How can Verraki play a role in improving our healthcare?
We can consider partnering with other players in the financial services sector. We plan to partner in the area of providing health insurance schemes, particularly for the underprivileged, find a way of getting at least 30 per cent of citizens across the nation insured for health, using mobile phones or traditional Esusu cooperatives that they have in the village, it can be done.
We can also partner to set up automated disease registries. As part of the work we were doing for a client recently, I started checking for the prevalence of cancer across Nigeria, and I saw that we have cancer registries in about 10 locations across Nigeria. But some of those cancer registries are not updated as frequently. It is not just cancer; we can set up registries for other diseases. We can collect all of these data and using analytics, begin to draw a picture of the disease patterns in this nation, to determine what kind of equipment to put there. Automated disease registries can be used not just by hospitals but also by those who are doing research and development (R&D) into drug development.
We can also consider partnering stakeholders (medical and financial) to accelerate and commercialise drug development, especially for Africa. There are stories of people who have researched into how chewing stick can be used as a cure for sickle cell anaemia, and a host of others that have developed herbal drugs which are undergoing tests. If we have up-to-date disease registries, we can partner with pharmaceutical companies to develop African-focused treatment and Verraki can also play in the area of technology-enabled medical education. We can find doctors in the diaspora, whether the USA, Russia, or Hungary who are willing to give two to three hours of their time each week to train student nurses, student doctors, and midwives remotely.
We can also help in improving institutional capability for the public and private sectors to tackle health care problems at scale.

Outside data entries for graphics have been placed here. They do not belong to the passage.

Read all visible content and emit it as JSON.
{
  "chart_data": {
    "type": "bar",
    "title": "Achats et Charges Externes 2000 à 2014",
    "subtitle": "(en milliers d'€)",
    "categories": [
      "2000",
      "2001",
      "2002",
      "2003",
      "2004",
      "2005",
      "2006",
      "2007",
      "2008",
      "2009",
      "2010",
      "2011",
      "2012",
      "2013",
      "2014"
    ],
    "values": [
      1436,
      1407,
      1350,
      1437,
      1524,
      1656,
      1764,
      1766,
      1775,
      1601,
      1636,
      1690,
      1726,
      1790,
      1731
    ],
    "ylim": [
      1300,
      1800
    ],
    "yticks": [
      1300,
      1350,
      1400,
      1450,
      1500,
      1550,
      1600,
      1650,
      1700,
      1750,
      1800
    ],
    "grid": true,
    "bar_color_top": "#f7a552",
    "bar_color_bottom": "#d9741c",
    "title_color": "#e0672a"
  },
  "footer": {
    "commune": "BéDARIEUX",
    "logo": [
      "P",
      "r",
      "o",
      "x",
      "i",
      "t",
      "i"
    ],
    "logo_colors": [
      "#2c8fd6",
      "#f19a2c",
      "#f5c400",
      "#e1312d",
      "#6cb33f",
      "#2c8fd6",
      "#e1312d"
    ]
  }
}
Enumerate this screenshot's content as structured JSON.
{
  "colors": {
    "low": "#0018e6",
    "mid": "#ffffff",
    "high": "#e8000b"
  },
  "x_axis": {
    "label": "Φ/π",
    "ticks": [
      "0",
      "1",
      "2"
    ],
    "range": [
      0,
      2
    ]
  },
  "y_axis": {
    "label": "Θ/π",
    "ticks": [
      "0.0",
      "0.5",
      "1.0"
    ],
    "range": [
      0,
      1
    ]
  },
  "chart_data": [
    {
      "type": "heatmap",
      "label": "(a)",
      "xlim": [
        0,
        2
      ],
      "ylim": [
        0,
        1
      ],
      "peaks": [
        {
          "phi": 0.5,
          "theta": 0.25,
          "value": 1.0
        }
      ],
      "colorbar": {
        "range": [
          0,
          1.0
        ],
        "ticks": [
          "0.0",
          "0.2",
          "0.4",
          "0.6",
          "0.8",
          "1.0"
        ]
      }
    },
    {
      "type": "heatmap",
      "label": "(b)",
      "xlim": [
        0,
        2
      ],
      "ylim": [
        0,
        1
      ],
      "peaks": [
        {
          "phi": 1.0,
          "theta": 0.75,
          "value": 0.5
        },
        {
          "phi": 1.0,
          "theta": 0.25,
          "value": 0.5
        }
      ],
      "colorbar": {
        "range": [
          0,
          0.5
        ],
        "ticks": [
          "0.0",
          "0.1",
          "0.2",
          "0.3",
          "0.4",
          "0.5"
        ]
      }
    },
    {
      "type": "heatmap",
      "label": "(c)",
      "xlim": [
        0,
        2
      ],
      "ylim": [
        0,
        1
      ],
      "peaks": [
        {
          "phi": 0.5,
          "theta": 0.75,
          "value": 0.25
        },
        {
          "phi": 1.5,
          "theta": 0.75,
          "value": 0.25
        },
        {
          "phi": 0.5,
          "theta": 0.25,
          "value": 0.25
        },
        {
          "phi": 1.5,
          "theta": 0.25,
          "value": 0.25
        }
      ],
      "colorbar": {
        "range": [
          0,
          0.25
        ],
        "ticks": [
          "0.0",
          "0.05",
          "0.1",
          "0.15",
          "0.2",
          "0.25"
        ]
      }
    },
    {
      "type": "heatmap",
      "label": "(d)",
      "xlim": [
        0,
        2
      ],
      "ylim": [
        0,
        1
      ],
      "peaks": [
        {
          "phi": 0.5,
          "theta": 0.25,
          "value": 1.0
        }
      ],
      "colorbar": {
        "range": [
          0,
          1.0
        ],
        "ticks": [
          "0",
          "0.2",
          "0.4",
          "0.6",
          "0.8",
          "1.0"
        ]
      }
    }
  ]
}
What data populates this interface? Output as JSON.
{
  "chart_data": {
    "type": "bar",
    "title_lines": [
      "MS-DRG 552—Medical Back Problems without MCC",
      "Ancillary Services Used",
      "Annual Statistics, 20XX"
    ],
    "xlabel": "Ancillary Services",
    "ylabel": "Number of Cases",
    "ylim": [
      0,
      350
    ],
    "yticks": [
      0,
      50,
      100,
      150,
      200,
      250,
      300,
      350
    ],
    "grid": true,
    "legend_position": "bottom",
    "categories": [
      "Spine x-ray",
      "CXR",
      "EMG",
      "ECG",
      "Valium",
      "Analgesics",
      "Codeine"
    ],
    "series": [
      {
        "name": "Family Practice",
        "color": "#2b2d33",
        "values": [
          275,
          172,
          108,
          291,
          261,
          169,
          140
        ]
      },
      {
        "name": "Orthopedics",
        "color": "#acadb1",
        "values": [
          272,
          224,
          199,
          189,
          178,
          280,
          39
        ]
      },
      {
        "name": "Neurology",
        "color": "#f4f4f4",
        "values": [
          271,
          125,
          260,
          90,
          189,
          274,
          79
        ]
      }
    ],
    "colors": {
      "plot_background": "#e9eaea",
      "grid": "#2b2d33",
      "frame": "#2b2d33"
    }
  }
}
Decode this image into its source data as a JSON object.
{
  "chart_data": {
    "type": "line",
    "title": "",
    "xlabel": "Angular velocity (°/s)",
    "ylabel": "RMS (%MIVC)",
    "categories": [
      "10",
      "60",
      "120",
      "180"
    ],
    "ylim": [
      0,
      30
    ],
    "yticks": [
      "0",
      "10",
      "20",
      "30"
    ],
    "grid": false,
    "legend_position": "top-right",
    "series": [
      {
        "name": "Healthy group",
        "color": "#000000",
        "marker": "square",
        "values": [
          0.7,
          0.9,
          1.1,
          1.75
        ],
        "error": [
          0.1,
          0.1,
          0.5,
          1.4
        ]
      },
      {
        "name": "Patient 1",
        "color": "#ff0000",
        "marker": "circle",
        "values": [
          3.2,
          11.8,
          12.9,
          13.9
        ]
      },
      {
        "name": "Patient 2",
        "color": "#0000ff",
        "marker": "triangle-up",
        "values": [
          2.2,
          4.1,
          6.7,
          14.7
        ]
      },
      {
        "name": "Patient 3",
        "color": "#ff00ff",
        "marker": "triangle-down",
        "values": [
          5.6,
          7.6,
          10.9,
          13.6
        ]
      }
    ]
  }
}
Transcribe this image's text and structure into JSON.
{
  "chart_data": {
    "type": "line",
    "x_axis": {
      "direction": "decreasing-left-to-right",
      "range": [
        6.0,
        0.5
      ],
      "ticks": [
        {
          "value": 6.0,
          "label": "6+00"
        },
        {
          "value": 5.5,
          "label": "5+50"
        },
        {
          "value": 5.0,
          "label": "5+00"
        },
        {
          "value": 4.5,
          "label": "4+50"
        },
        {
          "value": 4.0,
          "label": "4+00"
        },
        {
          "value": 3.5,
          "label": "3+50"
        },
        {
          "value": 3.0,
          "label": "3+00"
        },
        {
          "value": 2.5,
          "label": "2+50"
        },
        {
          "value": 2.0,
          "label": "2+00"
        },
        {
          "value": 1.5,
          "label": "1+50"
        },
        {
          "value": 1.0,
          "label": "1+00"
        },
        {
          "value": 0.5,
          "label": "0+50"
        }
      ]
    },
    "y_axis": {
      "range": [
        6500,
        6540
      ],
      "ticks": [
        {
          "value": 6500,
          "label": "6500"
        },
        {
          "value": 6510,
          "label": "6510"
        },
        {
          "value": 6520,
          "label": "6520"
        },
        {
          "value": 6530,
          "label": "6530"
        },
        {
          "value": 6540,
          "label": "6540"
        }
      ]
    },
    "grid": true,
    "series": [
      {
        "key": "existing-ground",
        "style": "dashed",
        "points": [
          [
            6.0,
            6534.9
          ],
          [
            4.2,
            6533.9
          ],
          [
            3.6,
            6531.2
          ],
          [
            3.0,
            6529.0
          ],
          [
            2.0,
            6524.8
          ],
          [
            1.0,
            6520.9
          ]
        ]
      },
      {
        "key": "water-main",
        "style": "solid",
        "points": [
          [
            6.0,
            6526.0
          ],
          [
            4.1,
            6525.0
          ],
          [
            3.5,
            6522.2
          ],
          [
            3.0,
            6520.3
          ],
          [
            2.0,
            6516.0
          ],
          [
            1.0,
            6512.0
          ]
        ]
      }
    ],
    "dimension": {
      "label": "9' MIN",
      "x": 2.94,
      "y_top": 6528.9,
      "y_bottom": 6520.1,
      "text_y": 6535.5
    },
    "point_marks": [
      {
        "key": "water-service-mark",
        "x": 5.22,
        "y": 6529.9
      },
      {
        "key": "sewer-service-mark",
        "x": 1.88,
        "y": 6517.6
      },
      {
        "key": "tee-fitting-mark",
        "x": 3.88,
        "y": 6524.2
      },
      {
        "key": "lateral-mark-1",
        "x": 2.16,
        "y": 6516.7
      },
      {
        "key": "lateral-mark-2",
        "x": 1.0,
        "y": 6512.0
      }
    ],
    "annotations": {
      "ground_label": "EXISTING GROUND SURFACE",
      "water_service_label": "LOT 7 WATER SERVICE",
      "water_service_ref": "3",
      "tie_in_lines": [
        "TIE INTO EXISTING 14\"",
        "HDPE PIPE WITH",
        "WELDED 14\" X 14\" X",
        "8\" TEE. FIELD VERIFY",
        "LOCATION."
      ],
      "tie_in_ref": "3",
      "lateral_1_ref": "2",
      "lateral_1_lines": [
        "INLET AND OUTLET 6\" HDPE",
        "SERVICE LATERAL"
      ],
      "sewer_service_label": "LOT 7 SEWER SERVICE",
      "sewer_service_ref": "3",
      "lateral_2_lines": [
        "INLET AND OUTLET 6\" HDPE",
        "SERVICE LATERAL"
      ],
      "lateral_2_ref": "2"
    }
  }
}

The problem in Nigeria is not about structures. The Nigerian health system has structures for every level or cadre of healthcare; primary and tertiary health care with ministries of health at the federal, state, and local government levels, and health care vehicles funded by global foundations and donor funds. We also have the NHIS.
The issue is upgrading the capability that we have as a nation to get targeted outcomes, with specific emphasis on setting up visible, transparent performance management systems. I’m talking about recording what is being tackled, the initiatives, how, and where we are seeing improvement and putting in place a health performance management system that rewards both public and private sector health players who can move the needle.
There is a lot to do and there are many spaces where interested civic-minded and entrepreneurial driven private organisations can play from affordability, financing to access to healthcare, upgrading institutional capability, and adopting technology improvements across the value chain in diagnosis, education, treatment, or research.